Tampa Bay Lightning GM Brian Lawton said last week he wants to be "aggressive" at the March 3 trade deadline. He said prospective owner Jeff Vinik, who is already writing the payroll checks, has said he is not opposed to increasing payroll if the right deal comes along.
"I explained what we were doing as a management group and it didn't rankle Jeff," Lawton said. "We're looking to be aggressive. That's the way we've been preparing for the last month and a half as we see how the team is doing."
What the team is doing is showing where it needs to upgrade. The most obvious spots are on defense, where the current three-game losing streak in which Tampa Bay has allowed 15 goals has displayed lots of holes that were covered up when the goaltending was standing on its head. There also is immediate need for someone, anyone, other than Steven Stamkos, Marty St. Louis and Steve Downie to score some goals from the forward position. That line has 24 of the team's last 32 goals, and with Vinny Lecavalier, Ryan Malone, and Alex Tanguay missing in action, the problem is exacerbated. Digest these stats: Lecavalier has zero points in five games and is minus-7 in his past three. Malone has zero goals in 11 games. Tanguay has one in 12.
Coach Rick Tocchet wouldn't mind another third- or fourth-line grinder, though the bottom two lines, while also unable to score with any regularity, are not the problem.
Here's the thing, though. Getting a scoring wing or a decent defenseman for a playoff push likely would be expensive and Tampa Bay, after years of bad drafting, does not have the organizational depth to put together a big-enough package without sacrificing some of what has brought a team that has not made the playoffs the past two years to within one point of a playoff spot.
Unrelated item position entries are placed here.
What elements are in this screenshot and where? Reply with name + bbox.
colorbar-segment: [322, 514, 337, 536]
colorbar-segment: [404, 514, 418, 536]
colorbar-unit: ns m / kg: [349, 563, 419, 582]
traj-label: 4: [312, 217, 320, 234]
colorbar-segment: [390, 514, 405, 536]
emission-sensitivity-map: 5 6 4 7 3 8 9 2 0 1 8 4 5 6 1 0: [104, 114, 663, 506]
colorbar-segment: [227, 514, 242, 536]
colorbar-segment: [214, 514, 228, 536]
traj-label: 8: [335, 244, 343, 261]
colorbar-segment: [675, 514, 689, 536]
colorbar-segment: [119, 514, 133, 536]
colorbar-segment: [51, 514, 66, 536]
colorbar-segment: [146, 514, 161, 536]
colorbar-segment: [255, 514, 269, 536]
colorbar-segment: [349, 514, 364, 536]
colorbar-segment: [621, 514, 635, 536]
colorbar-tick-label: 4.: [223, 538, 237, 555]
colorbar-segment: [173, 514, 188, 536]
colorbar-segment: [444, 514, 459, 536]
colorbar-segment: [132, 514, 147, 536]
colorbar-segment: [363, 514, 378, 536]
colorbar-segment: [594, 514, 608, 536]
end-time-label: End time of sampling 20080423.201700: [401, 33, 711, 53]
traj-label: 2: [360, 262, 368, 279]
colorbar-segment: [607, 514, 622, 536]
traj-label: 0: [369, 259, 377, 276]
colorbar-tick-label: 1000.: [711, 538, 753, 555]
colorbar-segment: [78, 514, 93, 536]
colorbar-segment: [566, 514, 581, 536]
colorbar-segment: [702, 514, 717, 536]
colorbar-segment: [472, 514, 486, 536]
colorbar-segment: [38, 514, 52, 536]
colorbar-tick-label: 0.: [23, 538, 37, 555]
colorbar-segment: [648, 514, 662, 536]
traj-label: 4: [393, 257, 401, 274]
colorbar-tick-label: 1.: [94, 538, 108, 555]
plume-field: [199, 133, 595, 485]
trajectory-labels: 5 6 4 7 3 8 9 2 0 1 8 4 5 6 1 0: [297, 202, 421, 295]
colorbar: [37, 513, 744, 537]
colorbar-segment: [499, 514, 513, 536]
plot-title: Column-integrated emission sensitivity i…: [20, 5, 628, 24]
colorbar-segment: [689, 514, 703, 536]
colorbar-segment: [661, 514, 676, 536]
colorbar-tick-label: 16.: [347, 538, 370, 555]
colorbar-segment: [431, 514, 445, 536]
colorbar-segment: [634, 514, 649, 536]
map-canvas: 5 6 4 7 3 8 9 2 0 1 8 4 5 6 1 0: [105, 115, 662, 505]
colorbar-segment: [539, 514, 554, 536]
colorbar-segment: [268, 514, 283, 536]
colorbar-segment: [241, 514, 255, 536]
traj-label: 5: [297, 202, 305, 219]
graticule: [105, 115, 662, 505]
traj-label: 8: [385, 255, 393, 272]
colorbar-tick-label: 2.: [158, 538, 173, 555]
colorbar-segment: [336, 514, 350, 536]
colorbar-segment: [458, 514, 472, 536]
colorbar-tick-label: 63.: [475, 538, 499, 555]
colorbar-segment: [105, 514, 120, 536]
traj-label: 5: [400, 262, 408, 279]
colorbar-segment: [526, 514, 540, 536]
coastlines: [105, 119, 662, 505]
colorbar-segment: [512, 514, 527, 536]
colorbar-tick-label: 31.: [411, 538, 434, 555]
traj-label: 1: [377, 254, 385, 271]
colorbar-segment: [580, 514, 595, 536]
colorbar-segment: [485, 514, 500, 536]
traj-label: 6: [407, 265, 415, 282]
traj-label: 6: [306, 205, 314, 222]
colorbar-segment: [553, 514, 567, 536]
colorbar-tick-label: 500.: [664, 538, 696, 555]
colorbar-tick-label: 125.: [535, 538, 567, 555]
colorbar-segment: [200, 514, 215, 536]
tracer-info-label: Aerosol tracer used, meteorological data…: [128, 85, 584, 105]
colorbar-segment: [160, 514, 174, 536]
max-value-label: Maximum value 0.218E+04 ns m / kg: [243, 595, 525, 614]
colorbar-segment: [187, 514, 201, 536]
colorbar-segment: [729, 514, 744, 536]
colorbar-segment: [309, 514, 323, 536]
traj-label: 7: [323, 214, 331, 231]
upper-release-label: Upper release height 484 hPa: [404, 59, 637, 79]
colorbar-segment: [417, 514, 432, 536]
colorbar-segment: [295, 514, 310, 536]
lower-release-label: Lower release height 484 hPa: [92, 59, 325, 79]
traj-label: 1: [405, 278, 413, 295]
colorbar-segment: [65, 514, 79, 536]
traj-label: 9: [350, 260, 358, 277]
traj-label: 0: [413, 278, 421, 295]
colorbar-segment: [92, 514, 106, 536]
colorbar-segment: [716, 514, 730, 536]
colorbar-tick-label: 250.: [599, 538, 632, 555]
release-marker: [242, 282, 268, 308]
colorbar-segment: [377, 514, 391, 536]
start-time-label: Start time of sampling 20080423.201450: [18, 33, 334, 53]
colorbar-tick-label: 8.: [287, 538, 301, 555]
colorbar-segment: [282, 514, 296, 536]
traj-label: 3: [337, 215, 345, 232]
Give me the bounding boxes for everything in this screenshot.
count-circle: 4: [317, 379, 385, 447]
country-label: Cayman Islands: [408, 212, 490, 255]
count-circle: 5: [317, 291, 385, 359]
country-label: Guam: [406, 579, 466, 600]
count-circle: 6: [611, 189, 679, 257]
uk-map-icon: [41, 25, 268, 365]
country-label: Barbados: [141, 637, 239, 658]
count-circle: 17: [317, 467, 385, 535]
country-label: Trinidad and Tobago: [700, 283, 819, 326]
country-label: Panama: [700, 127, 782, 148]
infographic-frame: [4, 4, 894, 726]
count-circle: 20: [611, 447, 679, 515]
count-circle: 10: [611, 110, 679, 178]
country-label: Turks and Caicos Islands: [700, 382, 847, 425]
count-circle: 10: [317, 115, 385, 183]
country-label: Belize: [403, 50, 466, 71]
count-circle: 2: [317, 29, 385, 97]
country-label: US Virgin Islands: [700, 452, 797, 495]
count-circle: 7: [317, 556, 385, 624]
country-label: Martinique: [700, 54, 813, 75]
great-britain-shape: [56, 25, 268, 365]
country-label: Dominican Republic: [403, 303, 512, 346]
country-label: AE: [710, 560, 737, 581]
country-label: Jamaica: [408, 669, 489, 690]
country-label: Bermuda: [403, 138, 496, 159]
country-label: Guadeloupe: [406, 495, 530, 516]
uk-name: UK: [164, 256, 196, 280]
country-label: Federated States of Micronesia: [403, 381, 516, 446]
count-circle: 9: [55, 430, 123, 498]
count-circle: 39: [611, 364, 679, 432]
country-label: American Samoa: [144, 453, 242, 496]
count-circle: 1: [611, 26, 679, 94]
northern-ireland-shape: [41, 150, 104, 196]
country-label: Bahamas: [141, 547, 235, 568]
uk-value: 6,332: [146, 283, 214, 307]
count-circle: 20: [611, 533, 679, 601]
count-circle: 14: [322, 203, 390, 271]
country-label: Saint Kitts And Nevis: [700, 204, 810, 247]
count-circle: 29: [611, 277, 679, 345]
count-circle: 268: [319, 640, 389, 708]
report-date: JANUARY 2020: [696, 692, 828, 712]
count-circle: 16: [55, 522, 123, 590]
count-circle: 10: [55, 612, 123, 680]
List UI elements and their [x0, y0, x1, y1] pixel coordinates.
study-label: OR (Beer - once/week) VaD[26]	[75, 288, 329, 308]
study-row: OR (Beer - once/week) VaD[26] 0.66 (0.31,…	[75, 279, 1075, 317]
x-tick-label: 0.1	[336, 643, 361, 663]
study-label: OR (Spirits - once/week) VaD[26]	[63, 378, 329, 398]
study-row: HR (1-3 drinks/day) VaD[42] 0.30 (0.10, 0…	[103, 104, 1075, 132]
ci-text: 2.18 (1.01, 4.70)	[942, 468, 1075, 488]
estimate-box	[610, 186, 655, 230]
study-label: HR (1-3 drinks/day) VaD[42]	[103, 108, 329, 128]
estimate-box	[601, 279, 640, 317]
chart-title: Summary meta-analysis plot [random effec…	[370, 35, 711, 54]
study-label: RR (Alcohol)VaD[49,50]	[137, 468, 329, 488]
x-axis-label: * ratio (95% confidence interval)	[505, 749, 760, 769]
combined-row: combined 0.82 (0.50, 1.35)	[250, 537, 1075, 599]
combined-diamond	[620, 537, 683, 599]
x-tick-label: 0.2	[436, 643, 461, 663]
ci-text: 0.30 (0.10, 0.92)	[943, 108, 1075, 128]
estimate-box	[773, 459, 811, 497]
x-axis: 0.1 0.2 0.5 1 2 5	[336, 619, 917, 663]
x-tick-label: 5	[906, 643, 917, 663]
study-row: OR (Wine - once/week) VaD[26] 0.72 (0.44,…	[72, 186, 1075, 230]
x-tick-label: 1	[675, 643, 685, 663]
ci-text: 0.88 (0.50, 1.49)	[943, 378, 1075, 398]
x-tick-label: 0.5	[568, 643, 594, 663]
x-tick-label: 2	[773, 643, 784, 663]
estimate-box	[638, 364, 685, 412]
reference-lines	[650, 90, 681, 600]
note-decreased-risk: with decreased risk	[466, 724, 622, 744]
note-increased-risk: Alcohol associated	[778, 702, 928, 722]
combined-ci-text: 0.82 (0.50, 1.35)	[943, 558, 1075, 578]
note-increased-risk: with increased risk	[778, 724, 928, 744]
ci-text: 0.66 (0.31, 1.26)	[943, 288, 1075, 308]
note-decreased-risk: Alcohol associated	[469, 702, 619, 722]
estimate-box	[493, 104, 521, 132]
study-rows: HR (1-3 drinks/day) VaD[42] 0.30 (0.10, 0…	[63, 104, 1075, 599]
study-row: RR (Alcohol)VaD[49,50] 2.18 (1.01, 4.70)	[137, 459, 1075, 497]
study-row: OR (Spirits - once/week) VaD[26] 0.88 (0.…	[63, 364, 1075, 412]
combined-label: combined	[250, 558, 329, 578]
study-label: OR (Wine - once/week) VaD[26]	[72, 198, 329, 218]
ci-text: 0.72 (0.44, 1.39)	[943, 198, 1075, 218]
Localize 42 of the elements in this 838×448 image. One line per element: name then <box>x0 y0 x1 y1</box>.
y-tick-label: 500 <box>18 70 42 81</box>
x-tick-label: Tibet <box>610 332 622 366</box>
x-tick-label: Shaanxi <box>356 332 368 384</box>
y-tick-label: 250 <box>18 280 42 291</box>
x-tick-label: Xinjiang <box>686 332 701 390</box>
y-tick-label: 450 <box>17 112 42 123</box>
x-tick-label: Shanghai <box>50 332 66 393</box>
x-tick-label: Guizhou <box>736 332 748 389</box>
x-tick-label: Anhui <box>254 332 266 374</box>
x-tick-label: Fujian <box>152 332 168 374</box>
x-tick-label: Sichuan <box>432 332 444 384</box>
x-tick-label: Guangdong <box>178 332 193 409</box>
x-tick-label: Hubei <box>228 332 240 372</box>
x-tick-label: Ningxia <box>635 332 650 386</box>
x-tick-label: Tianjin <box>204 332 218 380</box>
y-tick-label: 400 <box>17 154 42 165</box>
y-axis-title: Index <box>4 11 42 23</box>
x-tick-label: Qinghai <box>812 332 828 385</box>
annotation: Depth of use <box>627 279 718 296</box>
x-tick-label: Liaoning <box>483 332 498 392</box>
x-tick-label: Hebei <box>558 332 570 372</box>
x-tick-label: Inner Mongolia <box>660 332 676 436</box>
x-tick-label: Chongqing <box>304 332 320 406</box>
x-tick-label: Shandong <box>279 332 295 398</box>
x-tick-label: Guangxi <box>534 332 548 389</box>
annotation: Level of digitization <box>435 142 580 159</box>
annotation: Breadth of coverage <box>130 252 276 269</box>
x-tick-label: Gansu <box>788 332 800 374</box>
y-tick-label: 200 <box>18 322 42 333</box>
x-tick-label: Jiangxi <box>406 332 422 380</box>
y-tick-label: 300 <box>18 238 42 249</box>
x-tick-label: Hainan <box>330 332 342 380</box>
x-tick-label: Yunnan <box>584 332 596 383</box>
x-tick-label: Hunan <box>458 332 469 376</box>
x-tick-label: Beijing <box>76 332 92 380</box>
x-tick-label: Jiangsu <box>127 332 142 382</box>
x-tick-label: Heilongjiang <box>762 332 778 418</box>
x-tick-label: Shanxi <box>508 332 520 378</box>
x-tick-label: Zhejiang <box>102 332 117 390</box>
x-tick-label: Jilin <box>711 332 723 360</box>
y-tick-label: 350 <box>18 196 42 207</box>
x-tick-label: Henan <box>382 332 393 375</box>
There are also other considerations given Vinik is not yet owner. The financial deal needs to close and he also needs NHL approval for the transfer of ownership. Both are considered formalities, but until that is done, any trades need approvals of the current owners and the NHL, which is acting kind of like a clearing house until things are finalized.
The one-game call-up of Mark Parrish for Sunday's last game before the Olympic break was part of the process, it seems. Why not see what the guy has to give when making calculations about what is in your organization?
All this means is that Lawton, if he decides to make some moves, has to be smart. Of course, we're assuming that being so close to the playoffs, Lawton, who in the final year of his contract is in audition mode for Vinik and whomever he hires as a CEO type to evaluate the franchise, will try to upgrade, even modestly, so let's stick with that mind-set as it would be difficult to believe at this point you just give up on the season.
So, if you were in charge, what would you do?
Also, with the Olympic break, my bosses are allowing me to take a break, too. May pop in here or there, but things should be quiet until teams are allowed to resume practice on Feb. 24. And remember, while teams can still talk, no trades can be announced until March 1.